I see you’ve read Multiplication Is for White People too.
That having been said, while you know that collectivism is bullshit, and I know that collectivism is bullshit, a lot of people still identify collectively. So the premise isn’t 100 percent wrong; however the solution they propose is terrible. Instead of promoting a sense of worth through individual achievement, they advocate placating these feelings through tokenism.
I have heard it, and at least on a superficial level I understand it, but rather than reinforce and condone this ideal we need to counter it. Rather than say “Oh a white person did it, so I can’t” we need to be saying “A person did it so I can too”. This complete lack of empathy from a racial standpoint is going to destroy a country like ours if left unchecked.
As we know, all Asians are world-class violinists. It’s why I never even bothered to pick one up.
A violin, that is.
I’m more of a cello man, myself.
I say they get one more chance but what’s going to happen is they’re going to watch the Mad Max movies and they’ll be trained to that standard.
individualized leather-boy uniforms, one-off vehicles, and multi colored mohawks for everyone.
… go on …
Outstanding article, but who’s the ugmo in the picture?
*narrows gaze through Wiley X’s*
My thoughts:
The US government’s job, any and all parts of it, are to serve the American people. What have the American people gotten out of any of the wars going on in the ME?
I havent spoken about it before and I wont now other than to say my personal experience is going in, fucking up a lot of stuff, a lot of people getting hurt, and then when we leave everything is either just like it was or worse and none of it has any effect on the American people.
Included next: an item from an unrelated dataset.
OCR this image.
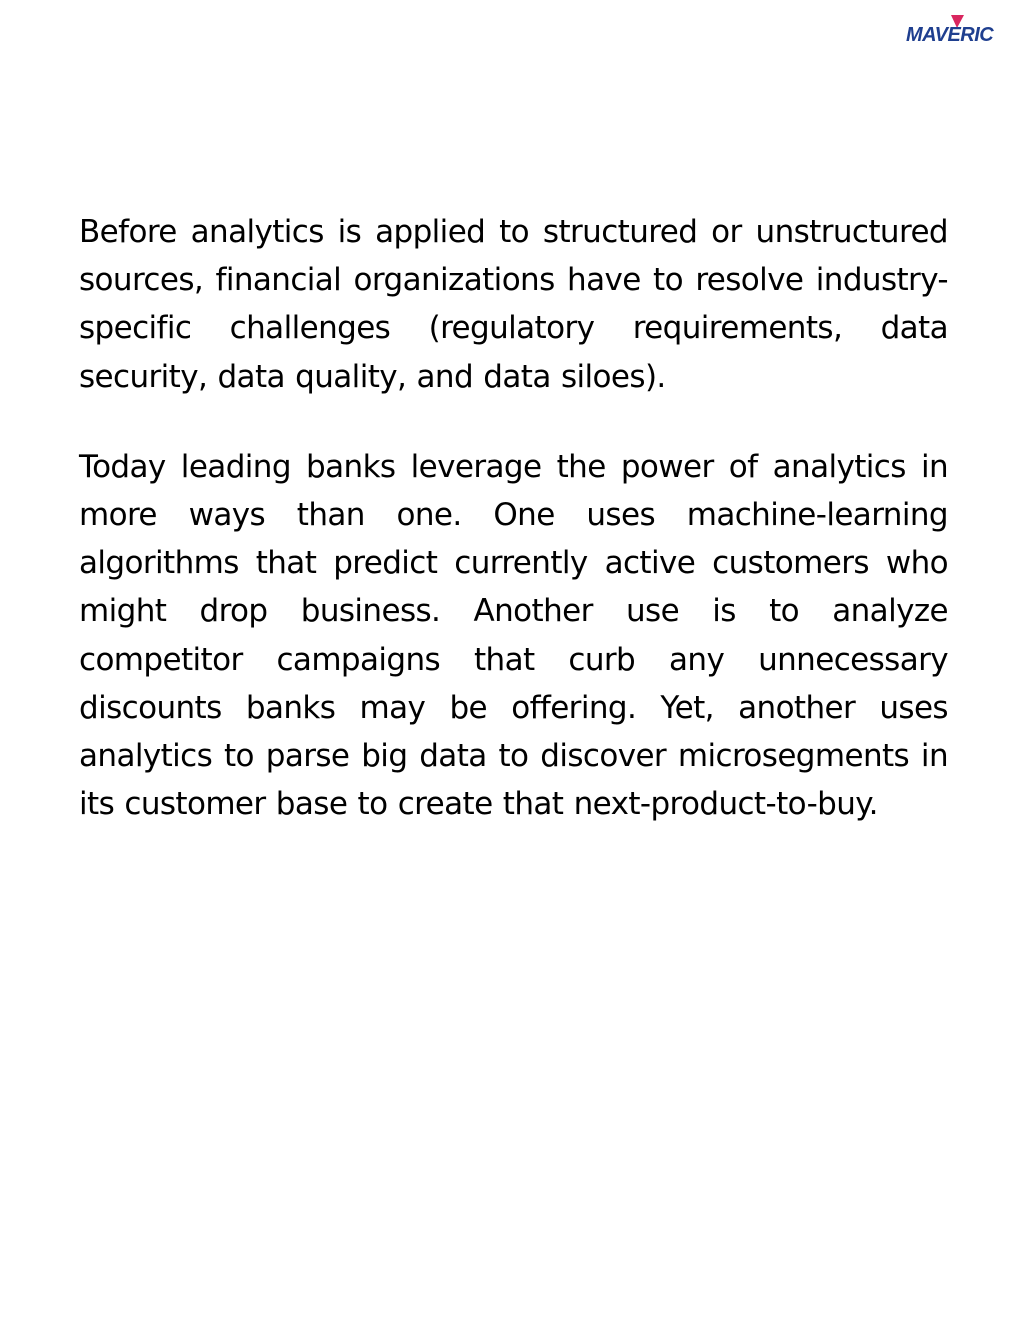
MAVERIC

Before analytics is applied to structured or unstructured sources, financial organizations have to resolve industry-specific challenges (regulatory requirements, data security, data quality, and data siloes).

Today leading banks leverage the power of analytics in more ways than one. One uses machine-learning algorithms that predict currently active customers who might drop business. Another use is to analyze competitor campaigns that curb any unnecessary discounts banks may be offering. Yet, another uses analytics to parse big data to discover microsegments in its customer base to create that next-product-to-buy.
Pack up our shit and bring our people home.
Don’t bother training them, just declare that a certain thing has to happen or stop happening and let various groups bid on it.
Have clear objectives and conditions (no slaughtering of rival religious folks and so forth).
Take the lowest bidder and hold them to the conditions.
If they want the money, they have to win and not violate the other terms. So they’ll train and equip themselves to do this. And if they lose and get massacred do you really care? No, because there’s another group who wants a chance.
No. There is zero point in tossing good money after bad in the pursuit of failed Bush-era policy that has had no proven effects on terrorism one way or another.
We should not be exporting taxpayer funds, any more than we should be importing Iraqis or anyone else from the ME who is involved in that bloody sectarian conflict. They can kill each other just fine without our help.
Budget press conference:
BUT WON’T SOMEBODY THINK ABOUT THE CHILDREN???
If they want to have us train them – fine, pay for it completely. See you at Fort Polk for training and humidity!
What are your thoughts, Glibs?
My thoughts?…
Have fun chasing the CLF, guys! And practicing Battle Drill 1FUBAR Movement to Movement.
Since I’m out and I’ve still got makeup safety stand down days from there, I’ll see y’all at the endex AAR and BBQ. Not eating the pork ribs? More for me. And I’ll take the beer too.
I say get out and stay out.
That said, though I’m agin chicks in combat, I wonder how the ISIS fighters would fare against an all female infantry division.
They certainly don’t like being shot by Kurdish teenage chicks, if rumors are to be believed.
I’ve watched that anime.
+1 girls und panzer?
Movie had a one-shot showing in Vancouver, and I couldn’t make it :'( (ironically because it was WW2 miniatures game night).
I was thinking more Gall Force.
Bubblegum Crisis works too.
If you really want psyops against ISIS an all or majority female front line force would be on my short list.
Yeah, and make them West African Christians while you’re at it.